Entretanto, segundo Blazoudakis, essa solução não é inclusiva:
“O mercado imobiliário tradicional, com financiamento da Caixa Econômica e posse registrada em cartório, não está no ambiente de mercado de capitais, e sim no ambiente registral, cartorário e bancário tradicional.”
Expectativas para o futuro da tokenização imobiliária no Brasil
O que falta para escalar o modelo?
Para que a tokenização imobiliária se consolide de forma abrangente no Brasil, especialistas apontam os seguintes fatores como essenciais:
1. Regulação clara e específica
- Criação de projeto de lei que reconheça juridicamente tokens imobiliários como representações válidas de propriedade;
- Integração com o Sistema de Registro Eletrônico de Imóveis (SREI).
2. Integração entre cartórios e blockchains
- Adoção de soluções tecnológicas que preservem a função registral dos cartórios, mas em ambiente digital e imutável.
3. Participação ativa de corretores e incorporadoras
- Engajamento de agentes do mercado é fundamental para construir confiança junto aos compradores e investidores.
4. Avanço do Drex
- A moeda digital oficial pode se tornar o catalisador de toda a infraestrutura de tokenização de ativos no país.
Conclusão: um setor promissor à espera da consolidação legal
A tokenização imobiliária é uma revolução silenciosa e inevitável no mercado de bens imóveis no Brasil e no mundo. Ainda que amparada por brechas jurídicas e criatividade contratual, a prática cresce e atrai atenção de investidores, fintechs, advogados, incorporadoras e até instituições financeiras tradicionais.

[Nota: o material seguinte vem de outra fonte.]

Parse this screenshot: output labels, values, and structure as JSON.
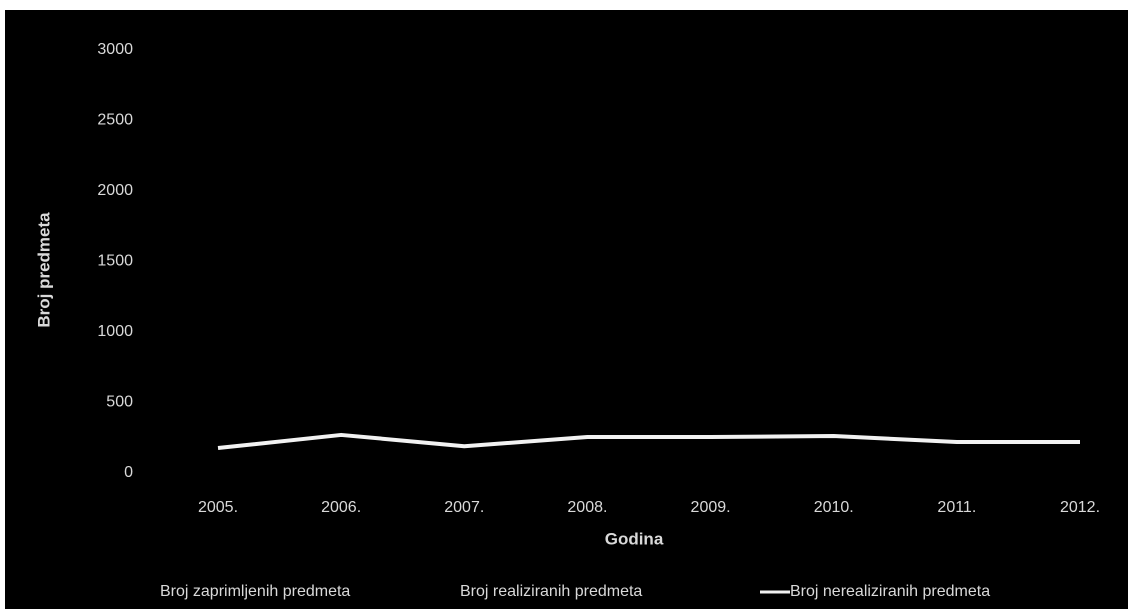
{
  "chart_data": {
    "type": "line",
    "x_label": "Godina",
    "y_label": "Broj predmeta",
    "categories": [
      "2005.",
      "2006.",
      "2007.",
      "2008.",
      "2009.",
      "2010.",
      "2011.",
      "2012."
    ],
    "series": [
      {
        "name": "Broj zaprimljenih predmeta",
        "color": "#000000",
        "values": [
          null,
          null,
          null,
          null,
          null,
          null,
          null,
          null
        ]
      },
      {
        "name": "Broj realiziranih predmeta",
        "color": "#000000",
        "values": [
          null,
          null,
          null,
          null,
          null,
          null,
          null,
          null
        ]
      },
      {
        "name": "Broj nerealiziranih predmeta",
        "color": "#f2f2f2",
        "values": [
          177,
          270,
          190,
          255,
          255,
          262,
          220,
          220
        ]
      }
    ],
    "ylim": [
      0,
      3000
    ],
    "yticks": [
      0,
      500,
      1000,
      1500,
      2000,
      2500,
      3000
    ],
    "grid": false,
    "legend": "bottom"
  }
}
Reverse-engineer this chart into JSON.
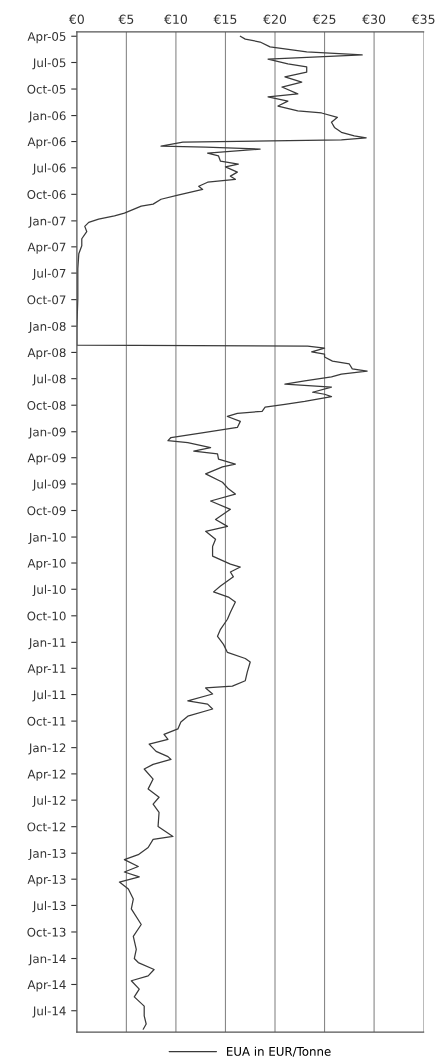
{
  "chart_data": {
    "type": "line",
    "orientation": "horizontal",
    "x": [
      "2005-04-01",
      "2005-04-11",
      "2005-04-21",
      "2005-05-08",
      "2005-05-25",
      "2005-06-05",
      "2005-06-12",
      "2005-06-19",
      "2005-07-06",
      "2005-07-16",
      "2005-08-03",
      "2005-08-20",
      "2005-09-07",
      "2005-09-24",
      "2005-10-18",
      "2005-10-28",
      "2005-11-12",
      "2005-11-29",
      "2005-12-16",
      "2005-12-23",
      "2006-01-07",
      "2006-01-24",
      "2006-02-11",
      "2006-02-28",
      "2006-03-12",
      "2006-03-19",
      "2006-03-26",
      "2006-04-03",
      "2006-04-17",
      "2006-04-20",
      "2006-04-27",
      "2006-05-11",
      "2006-05-21",
      "2006-06-08",
      "2006-06-18",
      "2006-06-28",
      "2006-07-16",
      "2006-07-30",
      "2006-08-10",
      "2006-08-20",
      "2006-09-03",
      "2006-09-14",
      "2006-10-04",
      "2006-10-18",
      "2006-11-04",
      "2006-11-11",
      "2006-12-05",
      "2006-12-15",
      "2006-12-26",
      "2007-01-06",
      "2007-01-20",
      "2007-02-07",
      "2007-03-04",
      "2007-03-28",
      "2007-04-25",
      "2007-06-16",
      "2007-09-29",
      "2008-01-11",
      "2008-03-07",
      "2008-03-10",
      "2008-03-17",
      "2008-03-30",
      "2008-04-07",
      "2008-04-17",
      "2008-05-01",
      "2008-05-11",
      "2008-05-28",
      "2008-06-05",
      "2008-06-15",
      "2008-06-25",
      "2008-07-09",
      "2008-07-20",
      "2008-07-30",
      "2008-08-17",
      "2008-08-24",
      "2008-09-01",
      "2008-09-18",
      "2008-09-28",
      "2008-10-08",
      "2008-10-22",
      "2008-10-29",
      "2008-11-09",
      "2008-11-26",
      "2008-12-17",
      "2009-01-04",
      "2009-01-21",
      "2009-02-01",
      "2009-02-08",
      "2009-02-25",
      "2009-03-09",
      "2009-03-19",
      "2009-04-06",
      "2009-04-23",
      "2009-05-03",
      "2009-05-27",
      "2009-06-25",
      "2009-07-18",
      "2009-08-05",
      "2009-08-29",
      "2009-09-27",
      "2009-11-01",
      "2009-11-25",
      "2009-12-12",
      "2010-01-09",
      "2010-02-03",
      "2010-03-08",
      "2010-04-05",
      "2010-04-15",
      "2010-05-02",
      "2010-05-19",
      "2010-06-20",
      "2010-07-10",
      "2010-07-28",
      "2010-08-14",
      "2010-09-19",
      "2010-10-13",
      "2010-11-17",
      "2010-12-11",
      "2011-01-08",
      "2011-02-05",
      "2011-02-26",
      "2011-03-10",
      "2011-04-14",
      "2011-05-14",
      "2011-06-02",
      "2011-06-08",
      "2011-06-29",
      "2011-07-23",
      "2011-08-03",
      "2011-08-20",
      "2011-09-14",
      "2011-10-04",
      "2011-10-28",
      "2011-11-16",
      "2011-12-03",
      "2011-12-20",
      "2012-01-14",
      "2012-02-01",
      "2012-02-11",
      "2012-02-28",
      "2012-03-15",
      "2012-04-19",
      "2012-05-23",
      "2012-06-21",
      "2012-07-15",
      "2012-08-12",
      "2012-09-30",
      "2012-11-04",
      "2012-11-14",
      "2012-12-12",
      "2013-01-06",
      "2013-01-23",
      "2013-02-16",
      "2013-03-07",
      "2013-03-24",
      "2013-04-11",
      "2013-05-05",
      "2013-06-09",
      "2013-07-13",
      "2013-09-05",
      "2013-10-16",
      "2013-11-30",
      "2014-01-01",
      "2014-01-15",
      "2014-02-08",
      "2014-03-02",
      "2014-03-19",
      "2014-04-17",
      "2014-05-14",
      "2014-06-15",
      "2014-07-19",
      "2014-08-16",
      "2014-09-03"
    ],
    "series": [
      {
        "name": "EUA in EUR/Tonne",
        "color": "#3a3a3a",
        "values": [
          16.5,
          17.0,
          18.5,
          19.5,
          23.2,
          28.8,
          23.8,
          19.3,
          21.3,
          23.2,
          23.2,
          21.0,
          22.7,
          20.7,
          22.3,
          19.3,
          21.3,
          20.3,
          22.3,
          24.7,
          26.3,
          25.7,
          26.0,
          26.7,
          28.0,
          29.2,
          26.7,
          10.7,
          8.5,
          13.0,
          18.5,
          13.2,
          14.3,
          14.5,
          16.3,
          15.0,
          16.2,
          15.5,
          16.0,
          13.2,
          12.3,
          12.7,
          10.2,
          8.5,
          7.7,
          6.5,
          4.8,
          3.8,
          2.2,
          1.2,
          0.8,
          1.0,
          0.5,
          0.5,
          0.2,
          0.1,
          0.1,
          0.0,
          0.0,
          23.3,
          25.0,
          23.7,
          25.0,
          25.0,
          25.8,
          27.5,
          27.8,
          29.3,
          26.7,
          25.7,
          23.0,
          21.0,
          25.7,
          23.8,
          25.0,
          25.7,
          23.0,
          21.0,
          19.0,
          18.7,
          16.2,
          15.2,
          16.5,
          16.2,
          12.8,
          9.5,
          9.2,
          11.2,
          13.5,
          11.8,
          14.2,
          14.3,
          16.0,
          14.7,
          13.0,
          14.7,
          15.3,
          16.0,
          13.5,
          15.5,
          14.0,
          15.2,
          13.0,
          14.0,
          13.7,
          13.7,
          15.5,
          16.5,
          15.5,
          15.8,
          14.5,
          13.8,
          15.3,
          16.0,
          15.5,
          15.2,
          14.5,
          14.2,
          14.8,
          15.2,
          17.0,
          17.5,
          17.2,
          17.0,
          15.7,
          13.0,
          13.7,
          11.2,
          13.2,
          13.7,
          11.2,
          10.5,
          10.2,
          8.8,
          9.2,
          7.3,
          8.0,
          9.2,
          9.5,
          7.7,
          6.8,
          7.7,
          7.2,
          8.3,
          7.7,
          8.3,
          8.2,
          9.7,
          7.7,
          7.2,
          6.2,
          4.8,
          6.2,
          4.8,
          6.3,
          4.3,
          5.2,
          5.7,
          5.5,
          6.5,
          5.7,
          6.0,
          5.8,
          6.2,
          7.8,
          7.2,
          5.5,
          6.3,
          5.8,
          6.8,
          6.8,
          7.0,
          6.7
        ]
      }
    ],
    "xlim": [
      0,
      35
    ],
    "xticks": [
      {
        "value": 0,
        "label": "€0"
      },
      {
        "value": 5,
        "label": "€5"
      },
      {
        "value": 10,
        "label": "€10"
      },
      {
        "value": 15,
        "label": "€15"
      },
      {
        "value": 20,
        "label": "€20"
      },
      {
        "value": 25,
        "label": "€25"
      },
      {
        "value": 30,
        "label": "€30"
      },
      {
        "value": 35,
        "label": "€35"
      }
    ],
    "ylim": [
      "2014-09-13",
      "2005-03-17"
    ],
    "yticks": [
      {
        "value": "2005-04-01",
        "label": "Apr-05"
      },
      {
        "value": "2005-07-01",
        "label": "Jul-05"
      },
      {
        "value": "2005-10-01",
        "label": "Oct-05"
      },
      {
        "value": "2006-01-01",
        "label": "Jan-06"
      },
      {
        "value": "2006-04-01",
        "label": "Apr-06"
      },
      {
        "value": "2006-07-01",
        "label": "Jul-06"
      },
      {
        "value": "2006-10-01",
        "label": "Oct-06"
      },
      {
        "value": "2007-01-01",
        "label": "Jan-07"
      },
      {
        "value": "2007-04-01",
        "label": "Apr-07"
      },
      {
        "value": "2007-07-01",
        "label": "Jul-07"
      },
      {
        "value": "2007-10-01",
        "label": "Oct-07"
      },
      {
        "value": "2008-01-01",
        "label": "Jan-08"
      },
      {
        "value": "2008-04-01",
        "label": "Apr-08"
      },
      {
        "value": "2008-07-01",
        "label": "Jul-08"
      },
      {
        "value": "2008-10-01",
        "label": "Oct-08"
      },
      {
        "value": "2009-01-01",
        "label": "Jan-09"
      },
      {
        "value": "2009-04-01",
        "label": "Apr-09"
      },
      {
        "value": "2009-07-01",
        "label": "Jul-09"
      },
      {
        "value": "2009-10-01",
        "label": "Oct-09"
      },
      {
        "value": "2010-01-01",
        "label": "Jan-10"
      },
      {
        "value": "2010-04-01",
        "label": "Apr-10"
      },
      {
        "value": "2010-07-01",
        "label": "Jul-10"
      },
      {
        "value": "2010-10-01",
        "label": "Oct-10"
      },
      {
        "value": "2011-01-01",
        "label": "Jan-11"
      },
      {
        "value": "2011-04-01",
        "label": "Apr-11"
      },
      {
        "value": "2011-07-01",
        "label": "Jul-11"
      },
      {
        "value": "2011-10-01",
        "label": "Oct-11"
      },
      {
        "value": "2012-01-01",
        "label": "Jan-12"
      },
      {
        "value": "2012-04-01",
        "label": "Apr-12"
      },
      {
        "value": "2012-07-01",
        "label": "Jul-12"
      },
      {
        "value": "2012-10-01",
        "label": "Oct-12"
      },
      {
        "value": "2013-01-01",
        "label": "Jan-13"
      },
      {
        "value": "2013-04-01",
        "label": "Apr-13"
      },
      {
        "value": "2013-07-01",
        "label": "Jul-13"
      },
      {
        "value": "2013-10-01",
        "label": "Oct-13"
      },
      {
        "value": "2014-01-01",
        "label": "Jan-14"
      },
      {
        "value": "2014-04-01",
        "label": "Apr-14"
      },
      {
        "value": "2014-07-01",
        "label": "Jul-14"
      }
    ],
    "grid": "x",
    "legend": "bottom",
    "line_style": "solid"
  }
}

Com a evolução do Drex, o fortalecimento de iniciativas como as da Netspaces, Ribus e Index, e a atuação proativa de entidades como o Cofeci, o setor parece caminhar para uma era de maior segurança jurídica e escalabilidade. Resta ao legislador e aos órgãos reguladores acompanhar esse movimento, criando normas que garantam segurança sem sufocar a inovação.